I got white blobs without dark halos.

[attachment=24094:blending.jpg]

Are you sure blend equation is GL_FUNC_ADD, and no intermediate fbo's involved (will affect alpha)?

I don't think you're actually getting dark halos. I think it's kind of an optical illusion. It's caused by the color gradient change of the light when it reaches the edge. Try squaring the alpha value like this:


float alpha = 1.0f - clamp(length(position), 0.0f, 1.0f);
frag_color = vec4(1.0f, 1.0f, 1.0f, alpha*alpha);

See if it looks more like you expect.


Are you sure blend equation is GL_FUNC_ADD, and no intermediate fbo's involved (will affect alpha)?

I was using an intermediate FBO with a GL_RGBA16F format. I'm thinking the issue is I need to disable blending when rending the fullscreen quad from the FBO to the default FB?

OK, here is what it looks like when I disable blending on the fullscreen pass and square the alpha.
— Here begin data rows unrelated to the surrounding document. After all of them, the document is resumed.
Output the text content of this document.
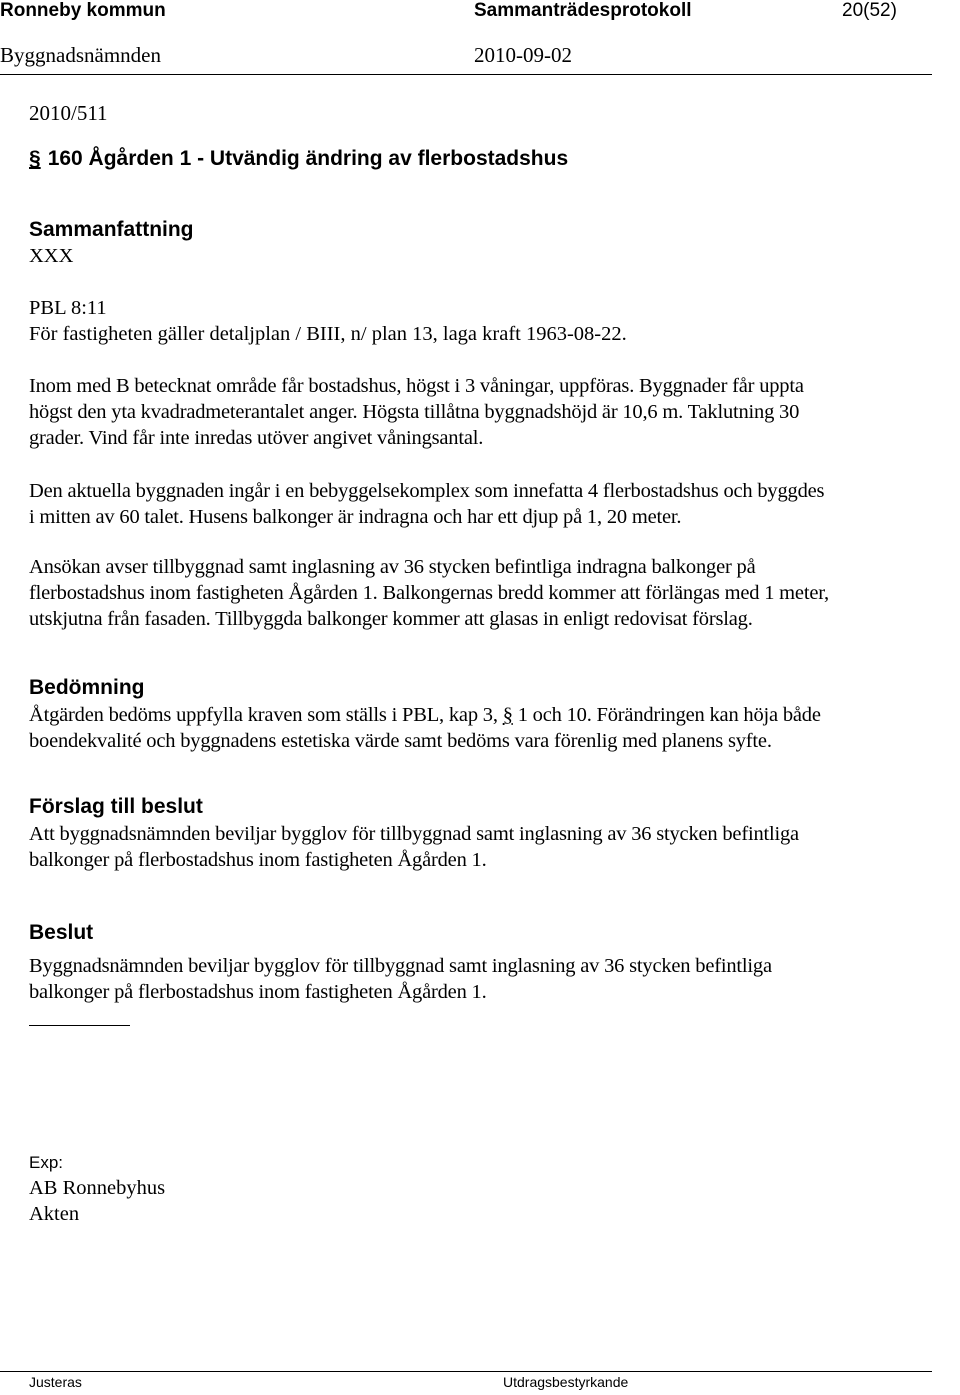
Ronneby kommun	Sammanträdesprotokoll	20(52)
Byggnadsnämnden	2010-09-02
2010/511
§ 160 Ågården 1 - Utvändig ändring av flerbostadshus
Sammanfattning
XXX
PBL 8:11
För fastigheten gäller detaljplan / BIII, n/ plan 13, laga kraft 1963-08-22.
Inom med B betecknat område får bostadshus, högst i 3 våningar, uppföras. Byggnader får uppta
högst den yta kvadradmeterantalet anger. Högsta tillåtna byggnadshöjd är 10,6 m. Taklutning 30
grader. Vind får inte inredas utöver angivet våningsantal.
Den aktuella byggnaden ingår i en bebyggelsekomplex som innefatta 4 flerbostadshus och byggdes
i mitten av 60 talet. Husens balkonger är indragna och har ett djup på 1, 20 meter.
Ansökan avser tillbyggnad samt inglasning av 36 stycken befintliga indragna balkonger på
flerbostadshus inom fastigheten Ågården 1. Balkongernas bredd kommer att förlängas med 1 meter,
utskjutna från fasaden. Tillbyggda balkonger kommer att glasas in enligt redovisat förslag.
Bedömning
Åtgärden bedöms uppfylla kraven som ställs i PBL, kap 3, § 1 och 10. Förändringen kan höja både
boendekvalité och byggnadens estetiska värde samt bedöms vara förenlig med planens syfte.
Förslag till beslut
Att byggnadsnämnden beviljar bygglov för tillbyggnad samt inglasning av 36 stycken befintliga
balkonger på flerbostadshus inom fastigheten Ågården 1.
Beslut
Byggnadsnämnden beviljar bygglov för tillbyggnad samt inglasning av 36 stycken befintliga
balkonger på flerbostadshus inom fastigheten Ågården 1.
Exp:
AB Ronnebyhus
Akten
Justeras	Utdragsbestyrkande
[attachment=24095:example3.jpg]

So, there is fbo :)

It's ok to disable blending if that image is final.

But if you need all particles combined in image, and that image needs resulting alpha (to be combined with scene), then you'll have to use premultiplied alpha.

You can do blending in the fullscreen pass as well, but you need to change the blend function you use when rendering the particles.

The problem is that with the most common blend mode (glBlendFunc(GL_SRC_ALPHA, GL_ONE_MINUS_SRC_ALPHA)), you accidentally square the source alpha, resulting in incorrect destination alpha. This can be avoided by using

glBlendFuncSeparate(GL_SRC_ALPHA, GL_ONE_MINUS_SRC_ALPHA, GL_ONE, GL_ONE_MINUS_SRC_ALPHA);

instead. This should give the resulting FBO correct alpha values.

EDIT: Also, in the fullsceen copy pass, your pixels essentially have premultiplied color, so glBlendFunc(GL_ONE, GL_ONE_MINUS_SRC_ALPHA) is the correct one to use.